The proposed rule is built around what FCC Chairman Tom Wheeler has called “three core principles — choice, transparency, and security.”
It would require ISPs to tell their customers what information they collect, whether and how they share it with third parties like advertising companies, and how customers can opt out of that sharing.
The proposal would permit ISPs to use consumer data to sell other services or share it with third-party marketers for that purpose. But customers would be allowed to to opt out of that, too.
But the proposed rule has proved controversial, and not just with the ISPs that it would cover. Some privacy advocates have suggested that the regulation of online privacy should be left to the Federal Trade Commission.
“Given the FTC’s deep expertise, the FCC should seek its partnership and guidance on the approach to regulating privacy online,” writes privacy advocate Debra Berlyn in an op-ed on FedScoop Wednesday.
But there was little support for that view on the conference call.
“The FTC’s current enforcement approach, based largely on notice or consent, is simply not working,” Claire Gartland, consumer protection counsel at the Electronic Privacy Information Center, or EPIC.
“The plain meaning of the law requires the FCC to do this,” Stanley added. The commission, as part of its hotly contested net neutrality rules last year, redefined ISPs as common carriers, under Title II of its authorizing statute.
“The FCC is doing what is clearly within its statutory jurisdiction,” argued Gartland. “This is a necessary outgrowth of net neutrality.”
The ISPs have also been pushing back against the proposed rule.
“The record makes clear that the best course is for the FCC to abandon its flawed approach and harmonize privacy regulation for broadband providers with the well-established and effective approach implemented and consistently endorsed by the FTC,” the Consumer Technology Association, CTIA – the Wireless Association, USTelecom and the Wireless Internet Service Providers Association wrote Wednesday, adding that this approach had “both protected consumers’ privacy and fostered unprecedented innovation, investment, and broadband adoption.”

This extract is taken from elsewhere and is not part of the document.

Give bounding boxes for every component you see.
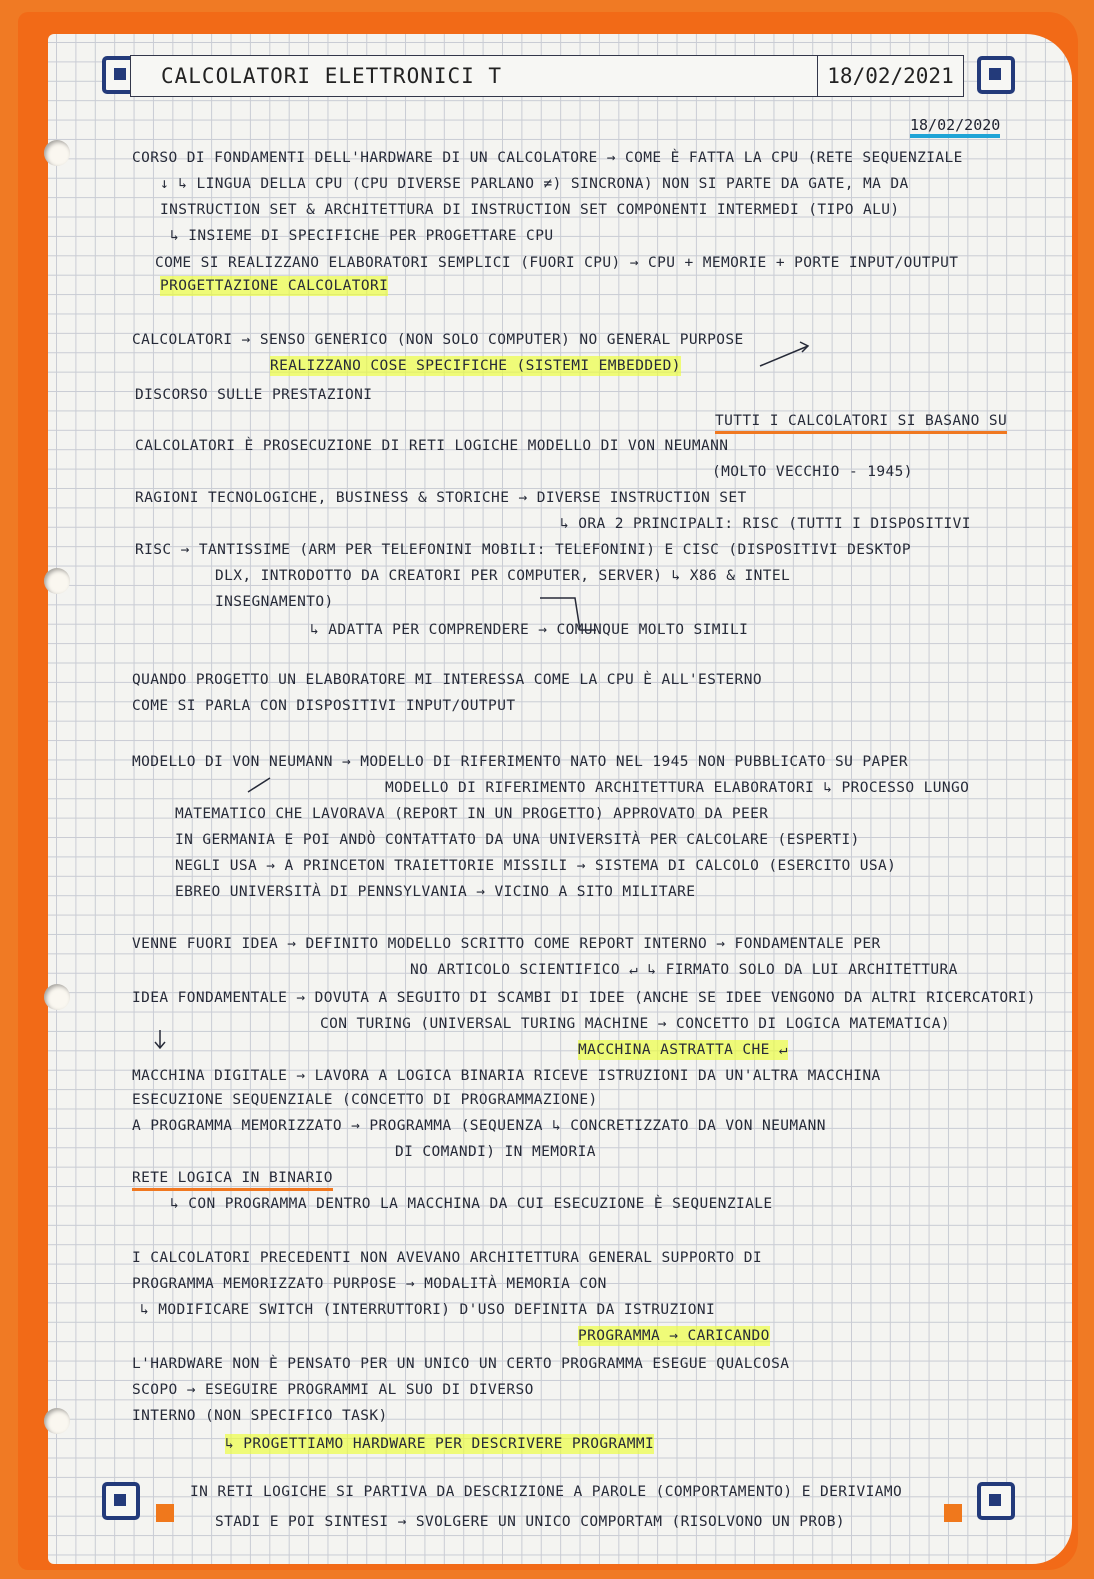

Industry groups argue, among other things, that it doesn’t make sense to have one set of strict rules for ISPs, and another set of much looser rules — from the FTC — for other internet companies like Facebook or Google, so-called “edge providers.”
That view was ridiculed on the call Wednesday
“Industry groups have continued to argue that stronger broadband privacy protections would somehow confuse consumers and that uniform weaker standards would somehow serve their interests,” said Laroia, calling that point of view “transparently self-serving.”

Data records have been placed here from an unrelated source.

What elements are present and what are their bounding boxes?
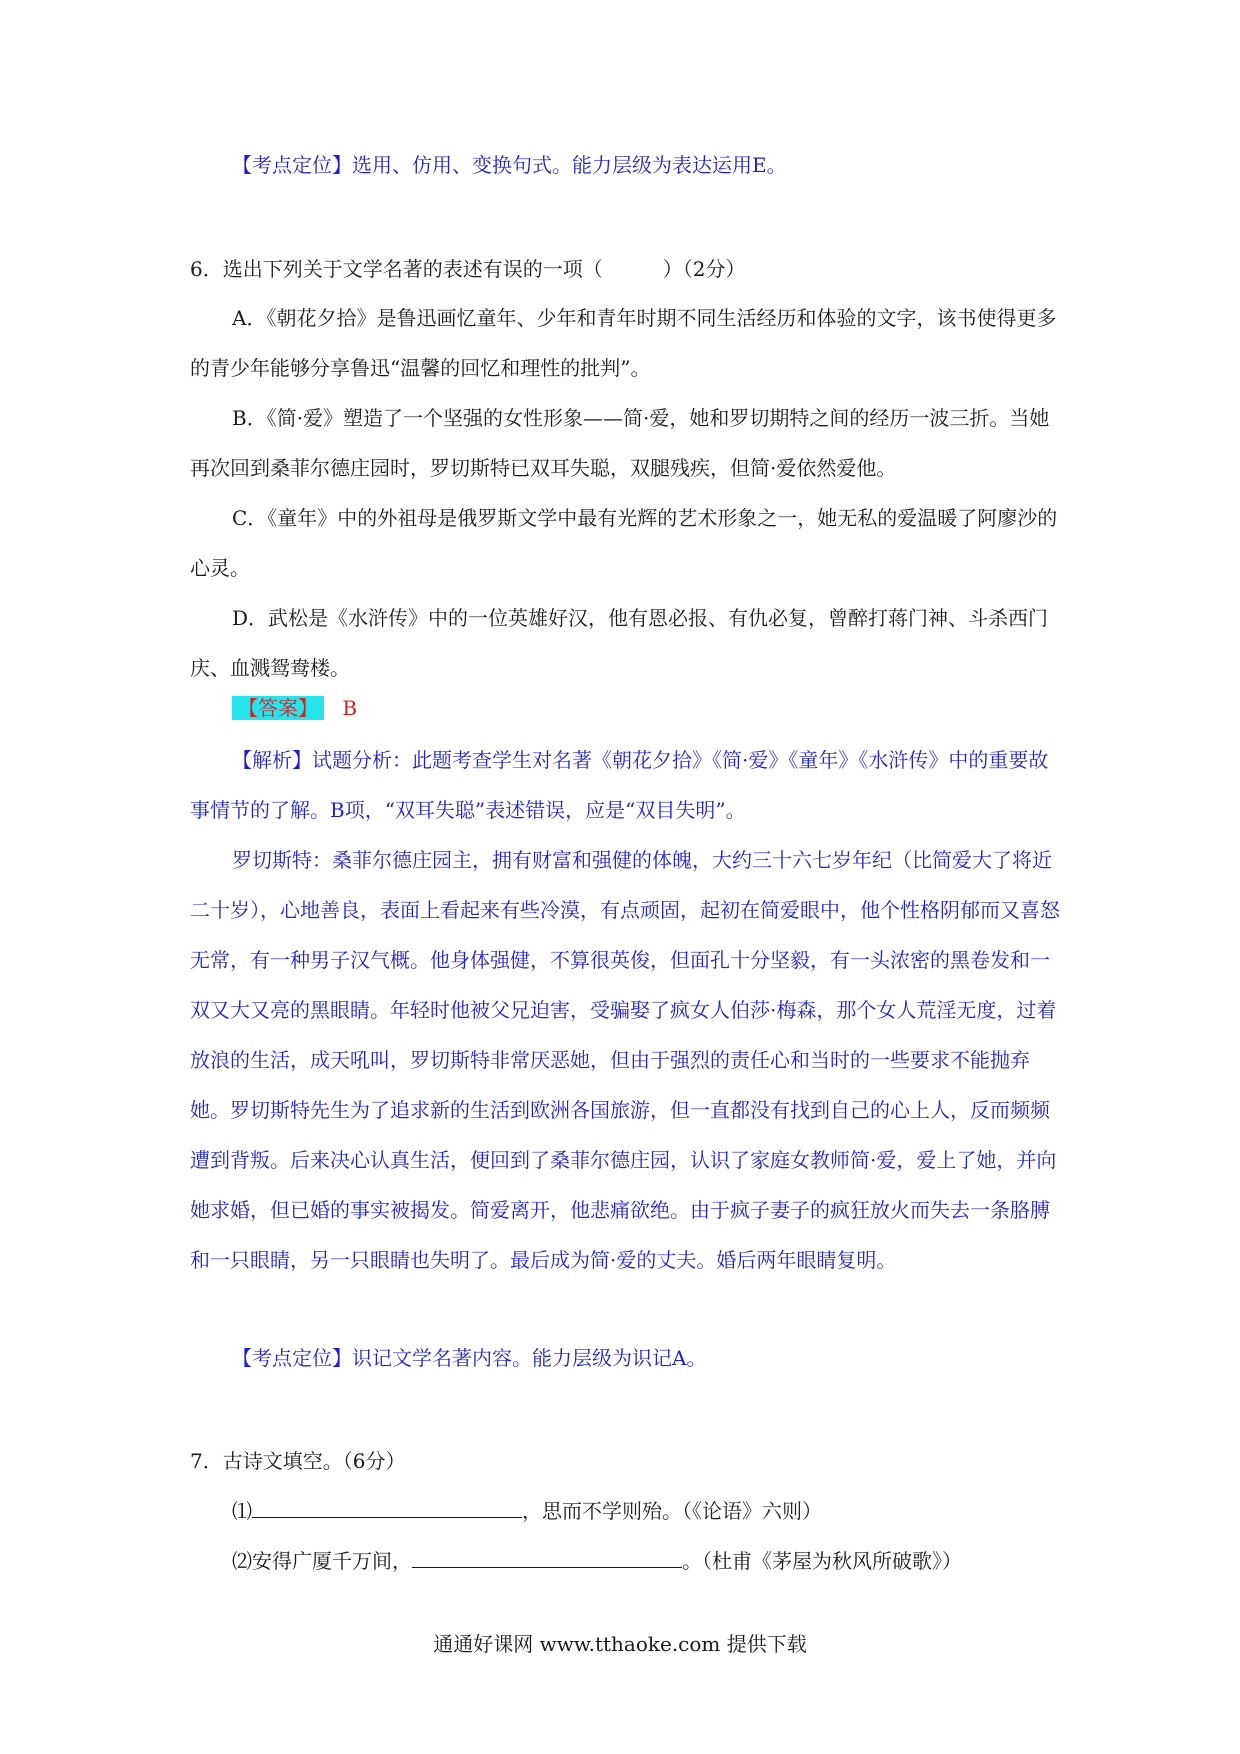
- page-footer: 通通好课网 www.tthaoke.com 提供下载: [433, 1632, 807, 1656]
- q7-item-2-text-after: 。（杜甫《茅屋为秋风所破歌》）: [682, 1549, 962, 1573]
- q7-item-1-number: ⑴: [232, 1499, 252, 1523]
- fill-blank-2[interactable]: [412, 1541, 682, 1568]
- q6-answer-line: [190, 683, 1060, 733]
- q7-stem: 7．古诗文填空。（6分）: [190, 1449, 406, 1473]
- answer-label: 【答案】: [232, 696, 324, 720]
- q7-item-2-text-before: ⑵安得广厦千万间，: [232, 1549, 412, 1573]
- q6-knowledge-point: 【考点定位】识记文学名著内容。能力层级为识记A。: [232, 1346, 707, 1370]
- q6-analysis: 【解析】试题分析：此题考查学生对名著《朝花夕拾》《简·爱》《童年》《水浒传》中的重要故事情节的了解。B项，“双耳失聪”表述错误，应是“双目失明”。: [190, 748, 1049, 822]
- q7-item-1-text: ，思而不学则殆。（《论语》六则）: [522, 1499, 822, 1523]
- q6-option-d: D．武松是《水浒传》中的一位英雄好汉，他有恩必报、有仇必复，曾醉打蒋门神、斗杀西门庆、血溅鸳鸯楼。: [190, 606, 1049, 680]
- fill-blank-1[interactable]: [252, 1491, 522, 1518]
- q7-item-1: [190, 1486, 1060, 1536]
- q5-knowledge-point: 【考点定位】选用、仿用、变换句式。能力层级为表达运用E。: [232, 153, 787, 177]
- q6-rochester-description: 罗切斯特：桑菲尔德庄园主，拥有财富和强健的体魄，大约三十六七岁年纪（比简爱大了将近二十岁），心地善良，表面上看起来有些冷漠，有点顽固，起初在简爱眼中，他个性格阴郁而又喜怒无常，有一种男子汉气概。他身体强健，不算很英俊，但面孔十分坚毅，有一头浓密的黑卷发和一双又大又亮的黑眼睛。年轻时他被父兄迫害，受骗娶了疯女人伯莎·梅森，那个女人荒淫无度，过着放浪的生活，成天吼叫，罗切斯特非常厌恶她，但由于强烈的责任心和当时的一些要求不能抛弃她。罗切斯特先生为了追求新的生活到欧洲各国旅游，但一直都没有找到自己的心上人，反而频频遭到背叛。后来决心认真生活，便回到了桑菲尔德庄园，认识了家庭女教师简·爱，爱上了她，并向她求婚，但已婚的事实被揭发。简爱离开，他悲痛欲绝。由于疯子妻子的疯狂放火而失去一条胳膊和一只眼睛，另一只眼睛也失明了。最后成为简·爱的丈夫。婚后两年眼睛复明。: [190, 848, 1060, 1272]
- q6-stem: 6．选出下列关于文学名著的表述有误的一项（ ）（2分）: [190, 257, 746, 281]
- q6-option-c: C．《童年》中的外祖母是俄罗斯文学中最有光辉的艺术形象之一，她无私的爱温暖了阿廖沙的心灵。: [190, 506, 1058, 580]
- q7-item-2: [190, 1536, 1060, 1586]
- answer-value: B: [342, 696, 358, 720]
- q6-option-a: A．《朝花夕拾》是鲁迅画忆童年、少年和青年时期不同生活经历和体验的文字，该书使得更多的青少年能够分享鲁迅“温馨的回忆和理性的批判”。: [190, 306, 1057, 380]
- q6-option-b: B．《简·爱》塑造了一个坚强的女性形象——简·爱，她和罗切期特之间的经历一波三折。当她再次回到桑菲尔德庄园时，罗切斯特已双耳失聪，双腿残疾，但简·爱依然爱他。: [190, 406, 1050, 480]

But there are other criticisms of the planned rule, too.
Richard Bennett, a visiting fellow at the anti-regulation American Enterprise Institute, pointed out that users and application providers can use encryption, which masks much of the content of consumers’ traffic — though generally not its initial destination. “In most categories of apps and content, there are encrypted options; Google and Facebook encrypt all payloads, and there are media, medical, and video services that do so as well,” he told FedScoop in an email.
He also called data driven advertising “a good thing because Internet applications are supported by ad sales and we don’t want content and services to go away.”
Advocates on the call Wednesday said the FCC showed every sign of pushing ahead, despite the opposition. “This is something they want to get done … by the end of the year,” said Meredith Rose, staff attorney at Public Knowledge.